Fordham Law Professor Jed Shugerman also chided Whitehouse for his attack against Rao.

“Bad legal take by [Whitehouse],” he tweeted. “Grossly unfair [and] hypocritical to smear Judge Rao. If Whitehouse is mad about Judge Rao’s dissent in the House subpoena case, he should save his outrage for his House colleagues who ignored Rao’s fair warnings [and] then bombed at SCOTUS.”

Appellate and Supreme Court attorney Sean Marotta took things a bit further: “Respected former law professor. Former head of [the Office of Information and Regulatory Affairs]. Former #SCOTUS clerk.
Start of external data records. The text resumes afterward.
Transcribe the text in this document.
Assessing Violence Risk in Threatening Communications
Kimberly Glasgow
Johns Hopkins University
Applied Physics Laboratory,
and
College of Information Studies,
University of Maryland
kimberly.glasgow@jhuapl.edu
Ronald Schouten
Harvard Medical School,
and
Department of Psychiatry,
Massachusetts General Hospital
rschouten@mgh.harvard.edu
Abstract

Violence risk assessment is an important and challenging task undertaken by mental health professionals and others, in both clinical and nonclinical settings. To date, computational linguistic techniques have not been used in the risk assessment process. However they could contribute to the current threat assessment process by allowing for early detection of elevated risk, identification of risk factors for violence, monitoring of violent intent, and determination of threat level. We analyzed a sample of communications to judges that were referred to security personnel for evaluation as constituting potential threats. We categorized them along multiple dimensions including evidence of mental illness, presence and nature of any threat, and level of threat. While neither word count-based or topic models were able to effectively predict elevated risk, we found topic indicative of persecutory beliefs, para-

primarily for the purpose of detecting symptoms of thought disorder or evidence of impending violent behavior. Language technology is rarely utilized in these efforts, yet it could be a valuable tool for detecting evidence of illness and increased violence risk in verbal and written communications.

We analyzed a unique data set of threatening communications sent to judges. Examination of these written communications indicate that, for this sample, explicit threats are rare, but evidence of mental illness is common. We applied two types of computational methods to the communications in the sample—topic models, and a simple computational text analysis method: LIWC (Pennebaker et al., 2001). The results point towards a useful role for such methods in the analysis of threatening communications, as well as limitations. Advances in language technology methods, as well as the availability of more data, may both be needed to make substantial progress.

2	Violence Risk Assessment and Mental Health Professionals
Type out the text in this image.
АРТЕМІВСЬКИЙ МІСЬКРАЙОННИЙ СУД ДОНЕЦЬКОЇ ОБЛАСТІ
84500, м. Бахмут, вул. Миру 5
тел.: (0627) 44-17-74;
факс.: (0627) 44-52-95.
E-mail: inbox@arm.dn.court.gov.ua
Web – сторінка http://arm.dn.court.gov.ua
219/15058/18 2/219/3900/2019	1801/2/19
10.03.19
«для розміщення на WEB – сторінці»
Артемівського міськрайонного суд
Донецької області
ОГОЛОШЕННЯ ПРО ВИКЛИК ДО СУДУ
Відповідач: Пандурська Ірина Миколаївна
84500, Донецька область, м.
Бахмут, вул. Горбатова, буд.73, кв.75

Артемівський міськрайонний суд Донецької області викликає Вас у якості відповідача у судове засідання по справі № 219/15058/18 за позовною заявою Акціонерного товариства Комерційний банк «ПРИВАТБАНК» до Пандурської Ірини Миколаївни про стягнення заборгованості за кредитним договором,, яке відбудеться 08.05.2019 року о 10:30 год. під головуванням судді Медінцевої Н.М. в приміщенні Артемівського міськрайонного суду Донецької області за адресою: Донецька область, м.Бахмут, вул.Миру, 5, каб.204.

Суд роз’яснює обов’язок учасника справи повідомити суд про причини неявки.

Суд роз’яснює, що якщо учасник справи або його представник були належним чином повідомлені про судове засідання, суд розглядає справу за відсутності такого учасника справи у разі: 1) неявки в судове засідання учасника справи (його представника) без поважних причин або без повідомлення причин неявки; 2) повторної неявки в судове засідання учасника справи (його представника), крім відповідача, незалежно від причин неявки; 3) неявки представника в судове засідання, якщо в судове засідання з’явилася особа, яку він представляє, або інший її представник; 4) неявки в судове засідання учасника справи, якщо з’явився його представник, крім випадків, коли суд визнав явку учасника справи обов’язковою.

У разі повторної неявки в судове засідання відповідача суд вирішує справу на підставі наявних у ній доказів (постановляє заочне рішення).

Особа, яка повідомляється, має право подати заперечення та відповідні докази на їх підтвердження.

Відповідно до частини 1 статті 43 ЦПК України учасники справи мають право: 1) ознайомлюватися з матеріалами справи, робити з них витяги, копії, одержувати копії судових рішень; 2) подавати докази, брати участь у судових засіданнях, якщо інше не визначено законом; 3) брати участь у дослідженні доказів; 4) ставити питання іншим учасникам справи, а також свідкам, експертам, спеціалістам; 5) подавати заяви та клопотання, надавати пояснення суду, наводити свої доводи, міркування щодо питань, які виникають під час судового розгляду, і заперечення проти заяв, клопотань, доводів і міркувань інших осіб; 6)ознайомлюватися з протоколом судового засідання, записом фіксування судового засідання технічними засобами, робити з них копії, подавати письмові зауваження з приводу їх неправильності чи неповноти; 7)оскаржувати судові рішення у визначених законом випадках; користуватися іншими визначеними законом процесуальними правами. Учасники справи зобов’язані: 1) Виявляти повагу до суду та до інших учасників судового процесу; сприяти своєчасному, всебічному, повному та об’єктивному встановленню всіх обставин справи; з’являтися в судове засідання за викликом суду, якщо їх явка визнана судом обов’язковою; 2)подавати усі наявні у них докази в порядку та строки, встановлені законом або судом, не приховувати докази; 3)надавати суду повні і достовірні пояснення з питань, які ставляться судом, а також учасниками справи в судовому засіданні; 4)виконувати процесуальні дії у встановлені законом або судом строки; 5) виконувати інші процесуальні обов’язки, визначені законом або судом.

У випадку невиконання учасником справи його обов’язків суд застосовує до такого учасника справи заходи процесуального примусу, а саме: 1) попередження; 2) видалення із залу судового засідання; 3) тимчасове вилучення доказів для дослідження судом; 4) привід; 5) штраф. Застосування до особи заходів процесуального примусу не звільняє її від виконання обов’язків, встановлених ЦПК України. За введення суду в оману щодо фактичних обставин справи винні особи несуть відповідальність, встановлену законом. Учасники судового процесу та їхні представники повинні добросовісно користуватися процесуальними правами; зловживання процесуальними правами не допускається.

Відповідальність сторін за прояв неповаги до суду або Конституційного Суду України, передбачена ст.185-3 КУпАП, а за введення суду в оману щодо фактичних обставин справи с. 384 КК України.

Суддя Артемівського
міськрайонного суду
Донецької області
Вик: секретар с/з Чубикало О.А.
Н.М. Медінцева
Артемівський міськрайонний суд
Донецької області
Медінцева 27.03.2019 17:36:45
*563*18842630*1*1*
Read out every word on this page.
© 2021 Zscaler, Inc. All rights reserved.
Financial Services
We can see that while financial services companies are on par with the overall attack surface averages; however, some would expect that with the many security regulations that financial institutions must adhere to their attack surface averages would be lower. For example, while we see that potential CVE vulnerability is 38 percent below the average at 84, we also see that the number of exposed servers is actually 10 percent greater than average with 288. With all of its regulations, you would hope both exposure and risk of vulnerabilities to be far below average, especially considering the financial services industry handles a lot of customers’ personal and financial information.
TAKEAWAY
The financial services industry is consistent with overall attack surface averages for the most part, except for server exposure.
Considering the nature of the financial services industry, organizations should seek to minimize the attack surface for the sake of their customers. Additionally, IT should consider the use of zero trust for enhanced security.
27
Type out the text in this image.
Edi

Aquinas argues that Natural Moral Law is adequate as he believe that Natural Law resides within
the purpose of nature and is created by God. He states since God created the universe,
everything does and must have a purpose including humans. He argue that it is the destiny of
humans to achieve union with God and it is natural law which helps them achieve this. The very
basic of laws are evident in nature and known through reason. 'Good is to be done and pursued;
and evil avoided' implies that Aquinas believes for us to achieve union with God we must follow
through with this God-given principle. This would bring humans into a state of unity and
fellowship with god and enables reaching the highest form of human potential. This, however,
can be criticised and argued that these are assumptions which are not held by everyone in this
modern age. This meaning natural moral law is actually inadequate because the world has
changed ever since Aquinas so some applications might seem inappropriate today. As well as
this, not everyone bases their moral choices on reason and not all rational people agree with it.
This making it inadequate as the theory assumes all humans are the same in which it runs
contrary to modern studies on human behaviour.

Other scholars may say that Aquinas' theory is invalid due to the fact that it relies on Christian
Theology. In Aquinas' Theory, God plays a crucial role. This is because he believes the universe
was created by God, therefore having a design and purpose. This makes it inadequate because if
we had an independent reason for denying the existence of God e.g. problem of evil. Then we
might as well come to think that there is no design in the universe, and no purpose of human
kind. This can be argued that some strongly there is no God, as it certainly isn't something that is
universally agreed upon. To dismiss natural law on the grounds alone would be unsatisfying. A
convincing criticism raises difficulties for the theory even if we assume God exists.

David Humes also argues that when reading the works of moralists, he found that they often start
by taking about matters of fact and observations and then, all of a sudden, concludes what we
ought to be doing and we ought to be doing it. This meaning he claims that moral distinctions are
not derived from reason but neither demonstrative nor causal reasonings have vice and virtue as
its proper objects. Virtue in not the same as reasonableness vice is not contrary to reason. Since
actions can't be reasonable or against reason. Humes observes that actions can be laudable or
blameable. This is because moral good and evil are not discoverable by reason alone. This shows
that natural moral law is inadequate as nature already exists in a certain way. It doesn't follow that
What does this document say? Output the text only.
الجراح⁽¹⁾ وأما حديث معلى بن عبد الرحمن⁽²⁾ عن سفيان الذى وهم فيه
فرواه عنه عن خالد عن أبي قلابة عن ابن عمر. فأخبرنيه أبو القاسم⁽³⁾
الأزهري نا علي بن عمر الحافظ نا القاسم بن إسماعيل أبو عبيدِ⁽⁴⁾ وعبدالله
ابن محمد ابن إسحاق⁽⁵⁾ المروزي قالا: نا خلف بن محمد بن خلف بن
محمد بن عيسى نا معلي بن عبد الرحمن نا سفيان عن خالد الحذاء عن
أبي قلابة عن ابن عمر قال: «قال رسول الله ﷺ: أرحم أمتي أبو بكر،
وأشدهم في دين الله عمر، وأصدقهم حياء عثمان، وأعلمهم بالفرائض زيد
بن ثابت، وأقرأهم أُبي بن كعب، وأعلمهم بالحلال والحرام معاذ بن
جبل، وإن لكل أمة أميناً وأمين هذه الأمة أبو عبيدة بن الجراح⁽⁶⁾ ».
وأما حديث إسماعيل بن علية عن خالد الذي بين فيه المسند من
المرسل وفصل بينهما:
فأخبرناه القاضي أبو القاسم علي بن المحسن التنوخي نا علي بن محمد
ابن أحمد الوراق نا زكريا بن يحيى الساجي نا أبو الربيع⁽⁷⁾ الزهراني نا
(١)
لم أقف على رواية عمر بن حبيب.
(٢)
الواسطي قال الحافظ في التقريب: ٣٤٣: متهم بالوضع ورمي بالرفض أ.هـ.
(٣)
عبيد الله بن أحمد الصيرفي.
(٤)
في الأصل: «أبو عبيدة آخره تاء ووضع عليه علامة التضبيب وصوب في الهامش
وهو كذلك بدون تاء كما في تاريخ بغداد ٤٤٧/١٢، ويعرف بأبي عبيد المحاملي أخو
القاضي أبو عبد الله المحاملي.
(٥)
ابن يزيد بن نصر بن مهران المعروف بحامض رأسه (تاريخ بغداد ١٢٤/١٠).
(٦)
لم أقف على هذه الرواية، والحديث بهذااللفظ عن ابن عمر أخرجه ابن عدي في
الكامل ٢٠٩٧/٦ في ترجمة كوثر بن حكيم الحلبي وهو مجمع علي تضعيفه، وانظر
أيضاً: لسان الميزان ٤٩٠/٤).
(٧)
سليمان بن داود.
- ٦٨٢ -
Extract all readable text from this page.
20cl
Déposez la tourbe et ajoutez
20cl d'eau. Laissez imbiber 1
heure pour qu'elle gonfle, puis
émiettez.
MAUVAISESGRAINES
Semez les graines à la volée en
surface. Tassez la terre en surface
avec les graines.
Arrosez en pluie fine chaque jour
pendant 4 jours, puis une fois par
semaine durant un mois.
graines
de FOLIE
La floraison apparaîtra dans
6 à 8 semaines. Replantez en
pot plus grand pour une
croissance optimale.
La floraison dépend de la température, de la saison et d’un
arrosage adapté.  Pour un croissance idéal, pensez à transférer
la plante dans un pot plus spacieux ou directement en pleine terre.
I guess attacking accomplished female judges who are the daughters of immigrants is okay when you think they won’t rule how you want them to.”

Whitehouse, who is an attorney himself, was also outright accused of acting unethically by impugning Rao’s juridical motives.

Michigan State University College of Law Professor Phil Pucillo tweeted:

Rule 8.2(a) of the Rhode Island Rules of Professional Conduct provides that “[a] lawyer shall not make a statement that the lawyer knows to be false or with reckless disregard as to its truth or falsity concerning the qualifications or integrity of a judge[.]”

Attached to his tweet was a link to a Politico article about the three-judge panel drawn by retired lieutenant general Michael Flynn in his tumultuous bid to have charges of lying to federal investigators dismissed by U.S. District Judge Emmet Sullivan. Circuit Judges Karen LeCraft HendersonRobert L. Wilkins and Rao are the judges on that panel.

Attorney General Bill Barr previously instructed his subordinates to dismiss the government’s case against Flynn, but the Federal Rules of Criminal Procedure say that the DOJ may dismiss a case with “leave of the court.” Judge Sullivan, who once erroneously asked out loud if authorities considered charging Flynn for treason, chose a path other than immediate dismissal.

While actions in Sullivan’s court are still pending, Flynn’s attorneys sought to leapfrog the Judge Sullivan–who they have plausibly accused of harboring untoward bias against their client–by filing a writ of mandamus with the D.C. Court of Appeals.

The writ is a bid for extraordinary relief that asks the higher court to effectively force Sullivan to dismiss the case on their order. The filing is decidedly a risky move that could actually give the lower court judge plenary authority over Flynn’s fate–and the Tuesday filing was initially ridiculed by liberal legal experts as dead-on-arrival.

“Does not meet steep mandamus standard [and] will be tossed,” Obama admin alum Norm Eisen tweeted at the time.

Contrary to that analysis and others, however, the appeals court is actually taking the request seriously–at least for now–and has asked for Sullivan to explain himself within 10 days of the court’s order filed Thursday and respond to Flynn’s concerns as to why the judge has not granted the government’s May 7 motion to dismiss.